Typically, industrial/ruggedized gateways can enable edge computing, which connect IoT devices such as sensors to each other and devices to the cloud, often use containers, such as Docker. Another method of utilizing edge computing has been through edge native applications on industrial (ruggedized) gateways, which often use a Linux OS capable of deploying edge native applications instead of containerizing applications. For customers, the edge computing revolution is facilitated by deploying natively or through Docker. The revolution toward edge computing means that more IoT solutions move from proof-of-concept to deployment as device management platforms can deliver core services (OTA updates, remote monitoring, and diagnostics) more efficiently in terms of preserving battery life and saving network connection costs.

For suppliers, one way to increase the number of value-added services in device management is to include edge computing on the device manager, and northbound services like data orchestration and data management also benefit by extracting, filtering, and processing the data at the edge. Customers can also benefit from an edge compute-based device management platform in terms of southbound IoT solution cost savings: the network, energy, and maintenance costs, which are saved due to a southbound edge compute implementation on the micro-controller level that remotely configures devices and optimizes their energy and network resource usage.

In summary, it is common for suppliers to say that their device management platforms are industry agnostic. However, the reality of many vendors specializing in niche industry verticals suggests otherwise.

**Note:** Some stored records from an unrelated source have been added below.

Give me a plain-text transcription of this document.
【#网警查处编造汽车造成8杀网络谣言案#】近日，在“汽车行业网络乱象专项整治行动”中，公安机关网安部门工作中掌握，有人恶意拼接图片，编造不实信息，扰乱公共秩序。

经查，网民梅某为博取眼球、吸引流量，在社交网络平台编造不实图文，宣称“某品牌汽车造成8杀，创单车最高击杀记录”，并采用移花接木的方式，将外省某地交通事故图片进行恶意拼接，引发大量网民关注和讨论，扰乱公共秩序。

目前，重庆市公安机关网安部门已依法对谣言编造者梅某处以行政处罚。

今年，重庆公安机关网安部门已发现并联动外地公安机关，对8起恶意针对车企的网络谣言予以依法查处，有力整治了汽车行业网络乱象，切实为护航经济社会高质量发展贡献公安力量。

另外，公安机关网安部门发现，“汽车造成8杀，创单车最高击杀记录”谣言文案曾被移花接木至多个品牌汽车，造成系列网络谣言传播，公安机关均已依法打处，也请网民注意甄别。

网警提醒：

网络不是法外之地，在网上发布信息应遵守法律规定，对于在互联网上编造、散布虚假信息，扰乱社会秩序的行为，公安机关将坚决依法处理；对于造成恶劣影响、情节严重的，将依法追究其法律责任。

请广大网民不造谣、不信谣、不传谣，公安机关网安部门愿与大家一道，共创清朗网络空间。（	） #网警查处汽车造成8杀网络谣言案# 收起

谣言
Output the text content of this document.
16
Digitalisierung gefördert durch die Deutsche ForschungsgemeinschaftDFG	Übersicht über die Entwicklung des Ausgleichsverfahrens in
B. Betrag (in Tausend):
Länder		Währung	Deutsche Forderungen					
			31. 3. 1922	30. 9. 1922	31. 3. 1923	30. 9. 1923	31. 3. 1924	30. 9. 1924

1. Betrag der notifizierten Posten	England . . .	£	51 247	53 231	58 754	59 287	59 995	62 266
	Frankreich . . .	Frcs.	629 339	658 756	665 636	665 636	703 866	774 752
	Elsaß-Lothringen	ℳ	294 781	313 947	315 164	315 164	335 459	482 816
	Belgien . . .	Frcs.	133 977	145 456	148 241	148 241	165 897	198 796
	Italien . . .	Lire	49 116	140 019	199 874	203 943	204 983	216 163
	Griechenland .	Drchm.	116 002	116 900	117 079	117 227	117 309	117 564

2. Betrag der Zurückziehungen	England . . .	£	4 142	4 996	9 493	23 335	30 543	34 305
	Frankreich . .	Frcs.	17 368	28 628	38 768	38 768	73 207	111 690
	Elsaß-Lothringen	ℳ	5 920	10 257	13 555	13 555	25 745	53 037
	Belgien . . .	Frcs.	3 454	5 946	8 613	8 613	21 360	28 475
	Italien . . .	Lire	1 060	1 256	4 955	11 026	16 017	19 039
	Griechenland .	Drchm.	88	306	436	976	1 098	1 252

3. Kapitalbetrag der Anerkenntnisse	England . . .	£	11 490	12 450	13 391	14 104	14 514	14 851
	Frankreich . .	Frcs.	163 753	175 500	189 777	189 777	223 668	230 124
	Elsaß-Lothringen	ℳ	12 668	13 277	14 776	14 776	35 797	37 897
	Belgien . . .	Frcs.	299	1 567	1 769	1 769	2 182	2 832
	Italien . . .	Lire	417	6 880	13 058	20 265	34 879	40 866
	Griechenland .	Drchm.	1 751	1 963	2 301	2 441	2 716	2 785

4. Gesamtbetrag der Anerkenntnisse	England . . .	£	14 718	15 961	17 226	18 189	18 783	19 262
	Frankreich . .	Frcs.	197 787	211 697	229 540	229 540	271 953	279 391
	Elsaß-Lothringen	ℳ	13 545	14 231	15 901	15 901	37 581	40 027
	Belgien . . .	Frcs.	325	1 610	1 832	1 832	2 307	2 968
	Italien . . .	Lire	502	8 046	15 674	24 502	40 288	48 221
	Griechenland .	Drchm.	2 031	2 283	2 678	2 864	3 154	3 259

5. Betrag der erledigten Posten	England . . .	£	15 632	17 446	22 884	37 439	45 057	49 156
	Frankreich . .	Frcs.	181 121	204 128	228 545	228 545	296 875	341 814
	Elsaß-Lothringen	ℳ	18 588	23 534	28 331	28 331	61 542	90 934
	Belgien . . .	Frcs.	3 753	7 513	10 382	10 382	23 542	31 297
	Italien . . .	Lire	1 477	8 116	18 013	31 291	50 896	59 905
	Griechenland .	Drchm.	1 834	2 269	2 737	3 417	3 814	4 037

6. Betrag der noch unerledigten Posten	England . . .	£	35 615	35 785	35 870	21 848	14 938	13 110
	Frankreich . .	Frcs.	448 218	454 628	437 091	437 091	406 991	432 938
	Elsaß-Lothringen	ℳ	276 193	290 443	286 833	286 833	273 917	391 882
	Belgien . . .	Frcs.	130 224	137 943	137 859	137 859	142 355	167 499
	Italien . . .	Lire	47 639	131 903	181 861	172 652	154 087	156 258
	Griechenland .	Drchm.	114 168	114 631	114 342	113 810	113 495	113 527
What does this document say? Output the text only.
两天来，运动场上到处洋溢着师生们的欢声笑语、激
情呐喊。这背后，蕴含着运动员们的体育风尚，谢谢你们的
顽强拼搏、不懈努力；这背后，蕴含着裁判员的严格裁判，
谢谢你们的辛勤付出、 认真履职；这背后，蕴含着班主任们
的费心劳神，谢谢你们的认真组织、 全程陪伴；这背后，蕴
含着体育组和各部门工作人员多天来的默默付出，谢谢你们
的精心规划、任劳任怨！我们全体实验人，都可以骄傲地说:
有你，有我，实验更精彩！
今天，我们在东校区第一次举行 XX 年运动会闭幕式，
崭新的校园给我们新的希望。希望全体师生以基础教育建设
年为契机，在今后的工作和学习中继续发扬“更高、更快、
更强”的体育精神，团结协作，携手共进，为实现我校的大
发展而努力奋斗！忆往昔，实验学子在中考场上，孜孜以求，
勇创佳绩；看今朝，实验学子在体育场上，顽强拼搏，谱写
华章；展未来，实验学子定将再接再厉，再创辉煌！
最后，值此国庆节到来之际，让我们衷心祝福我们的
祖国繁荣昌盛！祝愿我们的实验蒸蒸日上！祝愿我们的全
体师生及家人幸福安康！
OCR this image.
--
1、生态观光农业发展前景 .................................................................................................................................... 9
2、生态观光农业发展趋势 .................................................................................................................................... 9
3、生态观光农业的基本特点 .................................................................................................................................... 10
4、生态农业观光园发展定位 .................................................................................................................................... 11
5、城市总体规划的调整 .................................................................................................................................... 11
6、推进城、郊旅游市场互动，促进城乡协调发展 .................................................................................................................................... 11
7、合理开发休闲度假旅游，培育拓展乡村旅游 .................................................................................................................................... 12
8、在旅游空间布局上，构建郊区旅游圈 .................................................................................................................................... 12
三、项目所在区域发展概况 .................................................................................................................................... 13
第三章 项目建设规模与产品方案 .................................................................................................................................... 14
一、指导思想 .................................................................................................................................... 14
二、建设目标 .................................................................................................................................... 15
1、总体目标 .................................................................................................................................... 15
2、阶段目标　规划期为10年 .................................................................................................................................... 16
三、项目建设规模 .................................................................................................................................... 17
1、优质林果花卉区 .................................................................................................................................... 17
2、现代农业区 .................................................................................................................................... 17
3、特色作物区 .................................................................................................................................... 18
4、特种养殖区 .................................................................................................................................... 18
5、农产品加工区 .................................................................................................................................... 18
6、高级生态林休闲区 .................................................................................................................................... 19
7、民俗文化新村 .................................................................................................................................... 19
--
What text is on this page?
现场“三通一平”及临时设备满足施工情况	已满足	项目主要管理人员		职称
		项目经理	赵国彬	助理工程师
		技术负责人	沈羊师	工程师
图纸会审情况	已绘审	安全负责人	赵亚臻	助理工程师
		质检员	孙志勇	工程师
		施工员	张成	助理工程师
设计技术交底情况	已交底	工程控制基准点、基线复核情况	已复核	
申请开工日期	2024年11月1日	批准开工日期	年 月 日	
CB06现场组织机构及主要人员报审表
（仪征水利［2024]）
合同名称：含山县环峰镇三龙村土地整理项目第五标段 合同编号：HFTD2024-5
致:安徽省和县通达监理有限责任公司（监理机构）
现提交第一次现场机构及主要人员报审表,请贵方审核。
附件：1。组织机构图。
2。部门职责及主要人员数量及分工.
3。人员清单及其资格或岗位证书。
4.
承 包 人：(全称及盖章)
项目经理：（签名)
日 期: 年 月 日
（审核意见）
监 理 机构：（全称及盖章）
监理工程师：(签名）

Among the suppliers adjusting to edge computing, high-compute gateway suppliers are best placed to do this, but also northbound hyper-scalers (with AWS IoT Greengrass and Azure IoT Edge) and southbound chipset providers are following suit. However, connectivity management platforms (CMPs) are also device management service providers but aren’t directly impacted by edge computing. Since their core service does not operate at the hardware level (required to allow edge computing) or at the software level (showing results from edge computing). Instead, the network connectivity plane is isolated and so their device management customers are incentivized to build an a la carte or “modular” solution in which their edge compute capabilities are sourced from other vendors, instead of network connectivity suppliers.